Let me pro­pose a bet­ter way. Look at that same test, but instead of pre­con­ceiv­ing the out­come, look for the value of each fac­tor. If we took the same test, and we found out that size mat­ters more than color, despite what you thought going in. If we spend as lit­tle resources as pos­si­ble to achieve that under­stand­ing, then we have left the max­i­mum amount of resources avail­able to apply to the win­ning fac­tor or ele­ment. If we have learned that size mat­ters, we can shift our resources away from less influ­en­tial ele­ments and then apply the resources towards as many dif­fer­ent fea­si­ble alter­na­tives of the exe­cu­tion of the win­ning fac­tor. Instead of being lim­ited to test­ing 3–4 sizes, we can know the value of size and then cre­ate as many dif­fer­ent alter­na­tives as pos­si­ble. Not only have we used less resources, but they have been applied towards the most influ­en­tial part of our experience.

Even bet­ter, I now have learned that size mat­ters most, and I have an out­come that is dif­fer­ent and greater then I would have before. In fact I have shifted the sys­tem so that the absolute worst thing that can hap­pen is that I end up with the same alter­na­tive I would have before, but for less time and resources. I have also added a much higher upside so that I can get a bet­ter out­come by hav­ing an alter­na­tive that I would not have pre­vi­ously included come out the win­ner. I have also tested out more alter­na­tives of the impor­tant fac­tor so that I am not lim­it­ing my out­put by the sin­gle input of pop­u­lar opin­ion. I have lever­aged mul­ti­vari­ate test­ing as a way to learn what mat­ters and to focus my future efforts on that. I no longer have to cre­ate alter­na­tives for fac­tors that have no influ­ence, and can instead focus resources on test­ing as many dif­fer­ent fea­si­ble alter­na­tives I can for the things that do influ­ence behavior.

The less you spend to reach a con­clu­sion, the greater the ROI. The faster you move, the faster you can get to the next value as well, also increas­ing the out­come of your pro­gram. What is more impor­tant is to focus on the use of mul­ti­vari­ate as a learn­ing tool ONLY, one that was used to tell us where to apply resources. One that frees us up to test out as many resources for fea­si­ble alter­na­tives on the most valu­able or influ­en­tial fac­tor, while elim­i­nat­ing the equiv­a­lent waste on fac­tors that do not have the same impact. The goal is to get the out­come, get­ting overly caught up in doing it in one mas­sive step as opposed to smaller eas­ier steps, is fool’s gold.
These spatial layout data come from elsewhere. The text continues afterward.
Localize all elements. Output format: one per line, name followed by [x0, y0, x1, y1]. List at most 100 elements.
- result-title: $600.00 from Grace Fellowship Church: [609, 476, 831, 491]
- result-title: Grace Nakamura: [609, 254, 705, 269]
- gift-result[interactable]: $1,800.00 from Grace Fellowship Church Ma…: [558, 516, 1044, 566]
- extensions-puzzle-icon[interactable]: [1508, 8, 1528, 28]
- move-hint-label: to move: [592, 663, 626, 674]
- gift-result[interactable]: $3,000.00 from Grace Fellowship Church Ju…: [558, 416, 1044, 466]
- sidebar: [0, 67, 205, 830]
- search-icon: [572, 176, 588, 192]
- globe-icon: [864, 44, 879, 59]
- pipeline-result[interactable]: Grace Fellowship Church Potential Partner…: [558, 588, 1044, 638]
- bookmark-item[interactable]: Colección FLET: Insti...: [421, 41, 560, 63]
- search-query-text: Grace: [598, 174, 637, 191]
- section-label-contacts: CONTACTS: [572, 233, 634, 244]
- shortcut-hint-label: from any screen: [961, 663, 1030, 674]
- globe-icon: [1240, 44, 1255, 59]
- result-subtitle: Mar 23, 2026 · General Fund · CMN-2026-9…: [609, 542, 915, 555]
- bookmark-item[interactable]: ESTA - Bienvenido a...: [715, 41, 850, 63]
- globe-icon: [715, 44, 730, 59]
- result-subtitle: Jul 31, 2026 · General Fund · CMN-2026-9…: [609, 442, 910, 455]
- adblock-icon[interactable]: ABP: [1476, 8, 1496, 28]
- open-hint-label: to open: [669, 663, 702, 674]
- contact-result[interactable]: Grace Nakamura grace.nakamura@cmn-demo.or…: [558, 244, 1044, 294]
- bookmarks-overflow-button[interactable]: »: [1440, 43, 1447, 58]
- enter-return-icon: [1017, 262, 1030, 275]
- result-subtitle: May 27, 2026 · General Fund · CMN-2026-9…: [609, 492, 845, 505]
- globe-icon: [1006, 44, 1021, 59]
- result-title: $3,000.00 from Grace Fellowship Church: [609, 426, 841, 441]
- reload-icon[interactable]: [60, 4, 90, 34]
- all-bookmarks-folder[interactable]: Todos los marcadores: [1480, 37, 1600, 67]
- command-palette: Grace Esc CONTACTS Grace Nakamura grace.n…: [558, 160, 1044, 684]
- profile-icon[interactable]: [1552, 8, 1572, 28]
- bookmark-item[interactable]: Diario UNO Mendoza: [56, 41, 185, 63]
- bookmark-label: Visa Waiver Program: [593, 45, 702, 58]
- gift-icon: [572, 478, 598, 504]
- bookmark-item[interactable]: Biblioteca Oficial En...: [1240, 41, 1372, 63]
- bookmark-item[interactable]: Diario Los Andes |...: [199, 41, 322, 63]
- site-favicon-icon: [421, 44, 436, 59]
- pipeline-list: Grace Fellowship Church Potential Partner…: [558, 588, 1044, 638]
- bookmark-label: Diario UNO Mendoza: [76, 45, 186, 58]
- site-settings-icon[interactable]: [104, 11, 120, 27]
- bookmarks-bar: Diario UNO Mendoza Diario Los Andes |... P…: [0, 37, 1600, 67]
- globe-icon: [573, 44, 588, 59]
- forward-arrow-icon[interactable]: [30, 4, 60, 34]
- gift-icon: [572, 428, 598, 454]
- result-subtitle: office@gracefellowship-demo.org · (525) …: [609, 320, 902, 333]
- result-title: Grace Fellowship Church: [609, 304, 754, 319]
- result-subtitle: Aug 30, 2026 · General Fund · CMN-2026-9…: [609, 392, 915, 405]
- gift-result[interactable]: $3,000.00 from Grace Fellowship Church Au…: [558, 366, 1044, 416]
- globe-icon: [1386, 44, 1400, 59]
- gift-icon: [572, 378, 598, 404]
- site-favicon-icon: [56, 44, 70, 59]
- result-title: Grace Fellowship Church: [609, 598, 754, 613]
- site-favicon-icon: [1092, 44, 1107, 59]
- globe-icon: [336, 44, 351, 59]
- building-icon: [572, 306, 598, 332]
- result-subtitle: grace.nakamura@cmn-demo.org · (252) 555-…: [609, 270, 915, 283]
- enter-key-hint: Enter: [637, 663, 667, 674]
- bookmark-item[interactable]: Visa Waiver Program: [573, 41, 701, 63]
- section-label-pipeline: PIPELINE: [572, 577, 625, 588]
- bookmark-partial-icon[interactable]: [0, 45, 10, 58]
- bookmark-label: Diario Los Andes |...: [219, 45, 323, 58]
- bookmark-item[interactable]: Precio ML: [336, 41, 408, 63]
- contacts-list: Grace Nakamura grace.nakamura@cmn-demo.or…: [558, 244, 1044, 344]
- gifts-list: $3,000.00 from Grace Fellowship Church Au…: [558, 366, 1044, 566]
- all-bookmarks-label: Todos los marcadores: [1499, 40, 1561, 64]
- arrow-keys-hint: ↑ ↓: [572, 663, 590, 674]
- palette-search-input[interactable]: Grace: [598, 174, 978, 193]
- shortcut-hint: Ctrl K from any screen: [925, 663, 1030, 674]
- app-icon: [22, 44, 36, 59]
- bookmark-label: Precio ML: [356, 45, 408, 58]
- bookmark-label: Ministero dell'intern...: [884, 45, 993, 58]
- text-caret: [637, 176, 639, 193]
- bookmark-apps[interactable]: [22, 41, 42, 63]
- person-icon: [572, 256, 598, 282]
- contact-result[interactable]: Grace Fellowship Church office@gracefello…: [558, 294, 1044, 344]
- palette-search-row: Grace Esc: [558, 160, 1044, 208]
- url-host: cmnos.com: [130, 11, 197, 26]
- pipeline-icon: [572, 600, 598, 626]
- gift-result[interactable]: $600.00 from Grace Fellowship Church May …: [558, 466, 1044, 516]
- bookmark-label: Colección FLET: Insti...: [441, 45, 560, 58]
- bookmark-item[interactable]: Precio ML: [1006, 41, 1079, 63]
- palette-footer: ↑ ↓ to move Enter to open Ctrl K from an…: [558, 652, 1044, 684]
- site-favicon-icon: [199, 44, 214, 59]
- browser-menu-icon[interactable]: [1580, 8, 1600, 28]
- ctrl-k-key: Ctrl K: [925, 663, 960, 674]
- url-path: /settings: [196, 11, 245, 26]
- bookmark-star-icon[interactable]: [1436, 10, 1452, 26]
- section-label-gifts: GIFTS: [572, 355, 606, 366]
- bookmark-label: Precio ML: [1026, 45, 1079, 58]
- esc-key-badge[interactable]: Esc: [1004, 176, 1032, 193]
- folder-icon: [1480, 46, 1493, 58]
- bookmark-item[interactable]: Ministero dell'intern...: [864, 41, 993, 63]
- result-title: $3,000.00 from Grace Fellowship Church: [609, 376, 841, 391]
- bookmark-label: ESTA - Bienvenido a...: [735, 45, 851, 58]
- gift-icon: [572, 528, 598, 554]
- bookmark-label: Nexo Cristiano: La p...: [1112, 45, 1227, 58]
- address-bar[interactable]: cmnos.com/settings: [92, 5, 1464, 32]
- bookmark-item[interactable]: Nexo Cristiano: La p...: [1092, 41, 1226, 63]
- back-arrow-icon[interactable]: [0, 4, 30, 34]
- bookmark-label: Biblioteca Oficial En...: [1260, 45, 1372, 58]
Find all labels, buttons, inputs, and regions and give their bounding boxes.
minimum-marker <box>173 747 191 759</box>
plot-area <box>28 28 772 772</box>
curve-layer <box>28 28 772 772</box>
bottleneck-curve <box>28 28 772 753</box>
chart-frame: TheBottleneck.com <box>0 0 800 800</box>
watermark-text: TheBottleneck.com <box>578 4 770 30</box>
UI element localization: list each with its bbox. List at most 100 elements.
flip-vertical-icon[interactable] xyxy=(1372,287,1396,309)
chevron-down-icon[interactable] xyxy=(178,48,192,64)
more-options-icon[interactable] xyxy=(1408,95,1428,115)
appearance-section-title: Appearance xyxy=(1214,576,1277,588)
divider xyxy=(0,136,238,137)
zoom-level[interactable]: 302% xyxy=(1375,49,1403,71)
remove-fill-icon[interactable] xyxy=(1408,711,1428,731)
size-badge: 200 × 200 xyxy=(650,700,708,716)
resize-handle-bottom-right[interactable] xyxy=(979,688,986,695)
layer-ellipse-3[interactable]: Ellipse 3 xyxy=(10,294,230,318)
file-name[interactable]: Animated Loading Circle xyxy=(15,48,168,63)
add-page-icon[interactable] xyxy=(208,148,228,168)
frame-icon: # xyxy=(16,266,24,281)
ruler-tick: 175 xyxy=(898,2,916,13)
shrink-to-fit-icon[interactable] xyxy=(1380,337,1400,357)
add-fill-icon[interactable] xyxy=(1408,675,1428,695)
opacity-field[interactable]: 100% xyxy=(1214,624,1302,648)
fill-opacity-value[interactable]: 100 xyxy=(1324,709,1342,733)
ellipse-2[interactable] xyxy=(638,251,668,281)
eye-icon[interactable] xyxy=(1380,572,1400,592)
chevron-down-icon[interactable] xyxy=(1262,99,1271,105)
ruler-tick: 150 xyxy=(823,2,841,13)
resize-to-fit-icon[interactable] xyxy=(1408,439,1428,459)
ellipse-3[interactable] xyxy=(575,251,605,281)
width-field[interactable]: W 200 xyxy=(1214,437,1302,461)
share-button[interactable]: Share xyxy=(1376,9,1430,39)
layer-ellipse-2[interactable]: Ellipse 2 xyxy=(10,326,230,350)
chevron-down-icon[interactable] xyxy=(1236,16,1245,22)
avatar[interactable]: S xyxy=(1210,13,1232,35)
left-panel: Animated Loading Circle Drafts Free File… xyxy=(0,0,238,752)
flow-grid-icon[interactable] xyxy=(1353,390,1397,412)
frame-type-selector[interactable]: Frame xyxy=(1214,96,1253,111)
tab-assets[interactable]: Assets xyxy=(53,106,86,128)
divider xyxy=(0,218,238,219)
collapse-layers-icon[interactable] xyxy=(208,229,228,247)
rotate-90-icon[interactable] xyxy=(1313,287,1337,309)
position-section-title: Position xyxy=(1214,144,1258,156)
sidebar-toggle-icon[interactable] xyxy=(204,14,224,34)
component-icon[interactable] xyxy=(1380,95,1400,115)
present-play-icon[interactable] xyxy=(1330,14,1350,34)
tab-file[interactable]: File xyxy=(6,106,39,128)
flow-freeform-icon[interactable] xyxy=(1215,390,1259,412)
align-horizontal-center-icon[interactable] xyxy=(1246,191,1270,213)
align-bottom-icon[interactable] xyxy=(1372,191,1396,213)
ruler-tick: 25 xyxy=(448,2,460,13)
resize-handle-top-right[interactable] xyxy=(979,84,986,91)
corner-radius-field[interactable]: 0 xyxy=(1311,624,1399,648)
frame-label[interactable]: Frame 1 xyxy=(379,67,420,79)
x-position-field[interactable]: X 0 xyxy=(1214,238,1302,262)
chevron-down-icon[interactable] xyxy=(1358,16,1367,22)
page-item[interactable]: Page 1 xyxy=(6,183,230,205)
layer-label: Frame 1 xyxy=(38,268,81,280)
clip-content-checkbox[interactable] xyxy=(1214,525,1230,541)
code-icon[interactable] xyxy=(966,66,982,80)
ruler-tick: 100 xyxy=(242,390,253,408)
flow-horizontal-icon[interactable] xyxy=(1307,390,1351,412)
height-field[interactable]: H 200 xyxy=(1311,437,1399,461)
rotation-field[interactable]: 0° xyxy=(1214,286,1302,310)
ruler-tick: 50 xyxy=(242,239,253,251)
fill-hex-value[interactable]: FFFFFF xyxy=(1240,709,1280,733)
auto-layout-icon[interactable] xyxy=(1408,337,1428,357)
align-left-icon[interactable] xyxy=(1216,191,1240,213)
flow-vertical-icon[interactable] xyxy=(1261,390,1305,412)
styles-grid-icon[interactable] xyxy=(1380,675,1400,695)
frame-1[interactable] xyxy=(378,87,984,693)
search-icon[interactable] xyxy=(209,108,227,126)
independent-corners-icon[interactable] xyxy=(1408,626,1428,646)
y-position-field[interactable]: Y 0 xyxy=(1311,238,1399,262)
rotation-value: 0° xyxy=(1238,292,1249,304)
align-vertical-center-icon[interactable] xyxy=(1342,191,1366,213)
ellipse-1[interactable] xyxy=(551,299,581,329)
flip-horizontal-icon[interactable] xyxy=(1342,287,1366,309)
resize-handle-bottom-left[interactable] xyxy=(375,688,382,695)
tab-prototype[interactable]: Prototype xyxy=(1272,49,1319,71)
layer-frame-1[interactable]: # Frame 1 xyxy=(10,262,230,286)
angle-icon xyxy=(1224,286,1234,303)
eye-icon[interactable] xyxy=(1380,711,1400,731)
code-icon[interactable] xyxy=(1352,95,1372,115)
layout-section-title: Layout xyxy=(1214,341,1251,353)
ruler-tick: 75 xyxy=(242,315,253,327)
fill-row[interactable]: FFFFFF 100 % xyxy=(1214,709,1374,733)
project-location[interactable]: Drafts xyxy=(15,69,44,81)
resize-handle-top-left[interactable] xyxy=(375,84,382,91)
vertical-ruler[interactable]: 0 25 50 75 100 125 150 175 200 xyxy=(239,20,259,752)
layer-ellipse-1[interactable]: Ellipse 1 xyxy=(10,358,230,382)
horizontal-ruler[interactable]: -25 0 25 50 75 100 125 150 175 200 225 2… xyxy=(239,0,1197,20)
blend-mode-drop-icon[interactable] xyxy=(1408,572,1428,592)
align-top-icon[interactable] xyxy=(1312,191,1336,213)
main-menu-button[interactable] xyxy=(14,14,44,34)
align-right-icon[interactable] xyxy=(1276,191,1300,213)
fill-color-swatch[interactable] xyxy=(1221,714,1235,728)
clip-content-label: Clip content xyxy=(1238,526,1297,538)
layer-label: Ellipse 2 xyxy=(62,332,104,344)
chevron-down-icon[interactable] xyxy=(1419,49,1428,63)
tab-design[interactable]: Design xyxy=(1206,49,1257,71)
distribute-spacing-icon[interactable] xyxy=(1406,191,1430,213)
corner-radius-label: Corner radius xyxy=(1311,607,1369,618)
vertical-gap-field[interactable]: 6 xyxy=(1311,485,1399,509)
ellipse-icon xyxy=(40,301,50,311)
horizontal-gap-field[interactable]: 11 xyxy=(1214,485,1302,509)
You CAN lever­age mul­ti­vari­ate tests in a large num­ber of ways, and let me tell you that there are enough 15×8 tests out there to show that sta­tis­ti­cally, it is a sta­tis­ti­cally valid approach. The ques­tion is never what can you do, but what SHOULD you do. Just because I can test a mas­sive amount of per­mu­ta­tions does not mean that I am being effi­cient or get­ting the return on my efforts that I should. We can’t just ignore the con­text of the out­put to make you feel bet­ter about your results. You will get a result no mat­ter what you do, the trick is con­stantly get­ting bet­ter results for fewer resources.

If you are stuck in the realm of try­ing to show results from a sin­gle test, or are not think­ing in terms of your test­ing pro­gram as a learn­ing opti­miza­tion machine, then you aren’t going to get results you need no mat­ter what you do. mul­ti­vari­ate tests are use­ful only in the con­text of your pro­gram, if you are stuck think­ing in terms of just the out­come of that spe­cific test, you will never achieve the results that you want.

If you shift to think about it in con­text of a larger pro­gram, then mul­ti­vari­ate tests are just one of many tools you have at your dis­posal to achieve those goals. Don’t let the promises and sales pitches of a few divert your atten­tion away what mat­ters. And if you are focus­ing on what mat­ters, then the nature of which type of mul­ti­vari­ate test you use becomes almost com­pletely moot.